Call Down the Hawk (Dreamer, #1)(118)
“I understand you found today very unpleasant,” he said, “because it was very unpleasant.” He had discovered there was no reason to beat around the bush. No point spinning such a gross truth into anything less gross; it was already emblazoned in their minds. “I don’t have to tell you why we’re doing it because you can see firsthand for yourself. It’s an unpleasant task we simply can’t do without you.” The next step was always to remind them of why they had been willing to do it in the first place. “I completely understand if you have to leave us, but I’d ask that you’d please help us find another Visionary to take your place before you do.” Then it was important, Lock found, to let them realize they weren’t trapped. Trapped creatures did desperate things and so you wanted to remind them the window was open even if they could not fly through it immediately without being a bag of dicks. “But if you do stay with us, I promise you that we will do our best to make it worthwhile.”
Finally, Lock had discovered it was important in the first few minutes of meeting a new Visionary to discover what it was they wanted most in the world, and see if it was at all within your power to offer it. People were straightforward. Girls, guns, gold, as the song went.
Lock looked at this crying redheaded girl, and he read her body language, and he guessed what she wanted. “If you stay on with us, I was thinking that what we could do is get you out of this hotel and we’d get you into a rental cottage you could return to between each trip and keep you in short-term rentals at each place we went to so you could feel more like you were at home. You’d have a Moderator with you each place to help you get whatever you needed to eat or wear.”
This Visionary wanted stability, he guessed. She wanted a place where she didn’t have to worry about exploding innocents to bits. A place she didn’t have to put her toothbrush back in her luggage each night. She didn’t seem to have any luggage. Probably she wanted that, too, but he’d hold that for later.
Liliana lowered her eyelashes; they were as red as the hair on her head. She was truly lovely, but in such an extreme way that Lock realized it must be part of what made her a Visionary. They all had some strange attribute that worked upon the present in odd ways, and this must be part of hers.
She was thinking about it.
She chewed her lip, then made a decision. “Can Farooq-Lane stay with me?”
76
So the world had broken.
The world had broken, and in the end, Declan wasn’t sure there was anything he could have done to stop it. He didn’t know if the people who had busted into his town house had come because he hadn’t been careful enough, or because he had called attention to himself, or because he had called a Boston number about The Dark Lady, or because he had called a number about Boudicca, or because of none of those things.
He just knew the world had broken and now neither of his brothers was safe.
STOP DREAMING.
They sat in the Shenandoah Café. It was quite some distance from the town house, which seemed important, and it was a public place, which seemed very important, and it was open twenty-four hours on weekends, which seemed very, very important.
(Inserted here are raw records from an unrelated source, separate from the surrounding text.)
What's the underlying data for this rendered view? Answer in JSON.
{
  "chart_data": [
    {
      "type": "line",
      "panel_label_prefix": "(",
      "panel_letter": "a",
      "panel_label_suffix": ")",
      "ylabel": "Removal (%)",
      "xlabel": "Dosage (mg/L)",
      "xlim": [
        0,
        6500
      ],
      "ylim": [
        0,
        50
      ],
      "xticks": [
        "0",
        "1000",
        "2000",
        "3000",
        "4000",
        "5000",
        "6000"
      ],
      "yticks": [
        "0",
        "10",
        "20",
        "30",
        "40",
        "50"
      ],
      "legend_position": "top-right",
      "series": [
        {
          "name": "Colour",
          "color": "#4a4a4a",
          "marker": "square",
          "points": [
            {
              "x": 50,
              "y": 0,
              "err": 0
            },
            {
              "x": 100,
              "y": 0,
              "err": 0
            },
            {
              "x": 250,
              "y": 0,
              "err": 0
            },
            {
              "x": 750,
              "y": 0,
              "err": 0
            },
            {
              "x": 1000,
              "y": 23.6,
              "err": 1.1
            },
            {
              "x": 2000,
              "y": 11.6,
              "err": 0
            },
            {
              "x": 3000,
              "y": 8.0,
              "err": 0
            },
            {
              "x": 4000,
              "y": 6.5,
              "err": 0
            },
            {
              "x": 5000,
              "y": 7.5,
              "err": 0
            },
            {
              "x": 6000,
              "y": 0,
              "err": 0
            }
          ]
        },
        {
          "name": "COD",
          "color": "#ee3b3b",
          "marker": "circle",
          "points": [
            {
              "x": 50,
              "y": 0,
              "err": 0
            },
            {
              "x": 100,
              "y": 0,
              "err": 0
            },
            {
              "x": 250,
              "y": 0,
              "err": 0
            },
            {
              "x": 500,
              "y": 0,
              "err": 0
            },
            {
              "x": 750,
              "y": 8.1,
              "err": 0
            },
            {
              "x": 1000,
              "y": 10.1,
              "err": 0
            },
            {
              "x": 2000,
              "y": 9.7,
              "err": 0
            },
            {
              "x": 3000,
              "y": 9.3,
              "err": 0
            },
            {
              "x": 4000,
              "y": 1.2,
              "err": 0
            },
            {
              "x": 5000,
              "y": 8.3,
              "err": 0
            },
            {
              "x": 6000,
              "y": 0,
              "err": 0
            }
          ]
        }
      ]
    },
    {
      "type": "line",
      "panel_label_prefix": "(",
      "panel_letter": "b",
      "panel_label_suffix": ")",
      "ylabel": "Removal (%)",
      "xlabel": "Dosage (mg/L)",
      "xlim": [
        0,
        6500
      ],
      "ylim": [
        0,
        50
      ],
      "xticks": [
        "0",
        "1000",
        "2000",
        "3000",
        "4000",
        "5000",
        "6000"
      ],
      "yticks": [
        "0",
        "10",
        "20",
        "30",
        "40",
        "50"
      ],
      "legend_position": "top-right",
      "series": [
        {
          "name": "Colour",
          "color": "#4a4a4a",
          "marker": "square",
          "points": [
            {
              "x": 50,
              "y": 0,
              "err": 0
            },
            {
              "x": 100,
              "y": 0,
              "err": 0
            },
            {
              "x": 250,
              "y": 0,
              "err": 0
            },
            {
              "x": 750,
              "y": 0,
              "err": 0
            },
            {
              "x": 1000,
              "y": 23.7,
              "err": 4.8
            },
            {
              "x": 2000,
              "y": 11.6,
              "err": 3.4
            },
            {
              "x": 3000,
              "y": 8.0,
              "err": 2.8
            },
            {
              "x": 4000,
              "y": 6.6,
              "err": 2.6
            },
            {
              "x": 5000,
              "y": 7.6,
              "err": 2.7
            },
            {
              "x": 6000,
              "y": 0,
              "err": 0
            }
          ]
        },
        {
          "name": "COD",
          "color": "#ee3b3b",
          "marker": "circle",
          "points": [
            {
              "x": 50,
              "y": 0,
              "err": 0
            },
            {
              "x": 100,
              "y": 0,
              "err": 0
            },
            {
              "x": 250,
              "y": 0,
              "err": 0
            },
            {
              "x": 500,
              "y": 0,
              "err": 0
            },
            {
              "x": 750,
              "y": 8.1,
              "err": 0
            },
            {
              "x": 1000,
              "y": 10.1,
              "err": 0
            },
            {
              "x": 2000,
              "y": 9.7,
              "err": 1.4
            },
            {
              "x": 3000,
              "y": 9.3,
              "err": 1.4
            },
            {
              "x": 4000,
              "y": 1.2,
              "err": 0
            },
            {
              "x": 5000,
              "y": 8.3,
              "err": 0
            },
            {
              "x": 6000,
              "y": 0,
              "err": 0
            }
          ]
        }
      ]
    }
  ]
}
They weren’t really talking. They were supposed to be, but after some preliminary catch-up, they’d all fallen silent. Hennessy leaned her head on Jordan’s shoulder, looking battered and exhausted and miserable and relieved that Jordan’s shoulder was there to hold her up. Jordan stared off at some knickknacks on the wall. Not dreamy, but haunted. Matthew stared at Jordan, and why wouldn’t he? The first living dream he’d seen since he’d learned he was one. Ronan clenched and unclenched his fist on the table, staring out the front door at their two cars parked in the lot. He kept looking at his phone: There was an unanswered text to Adam on it. Declan was waiting for his phone to attend to him, too. He had dictated emails and texts to Matthew as they drove here, put calls in and left voicemails, putting out all the feelers he dared to those who might know who was killing dreamers in DC.
Their server, Wendy, leaned in with a large platter.
“I brought you double apple fritters,” she said. “You kids seem like you’ve had a rough night.”
“I knew I liked her,” Hennessy said after she’d gone, and put her head down on her arms. It was uncanny to see her beside Jordan. They were the same girl, but they were also very much not. They had the same face and used it entirely differently. It was hard to believe Hennessy was the dreamer. Jordan seemed like she should’ve come first. Hennessy was … less.
Don’t think about it, Declan thought to himself. Just stop.
The phone rang.
But it was not Declan’s; it was Ronan’s. SARGENTO said the caller ID.
Ronan swept it up and put it to his ear. He put his head down and listened, saying very little. What does Gansey say? No. But why … no. No, stay away. Have you heard from Ad—Have you heard from Parrish? Couple of hours. I know. I know.
After he hung up, Ronan said, “They talked to Mr. Gray.”
Both of the older Lynch brothers took a moment to square their jaws. Their relationship with Mr. Gray was complicated: He was the man who had been ordered to kill Niall Lynch. Niall was just one of the many people he had killed for his employer, Colin Greenmantle, who was blackmailing him. Did that make him Niall’s killer? Yes. Did that make him his murderer? Possibly. Or possibly Mr. Gray was the weapon in Greenmantle’s hand.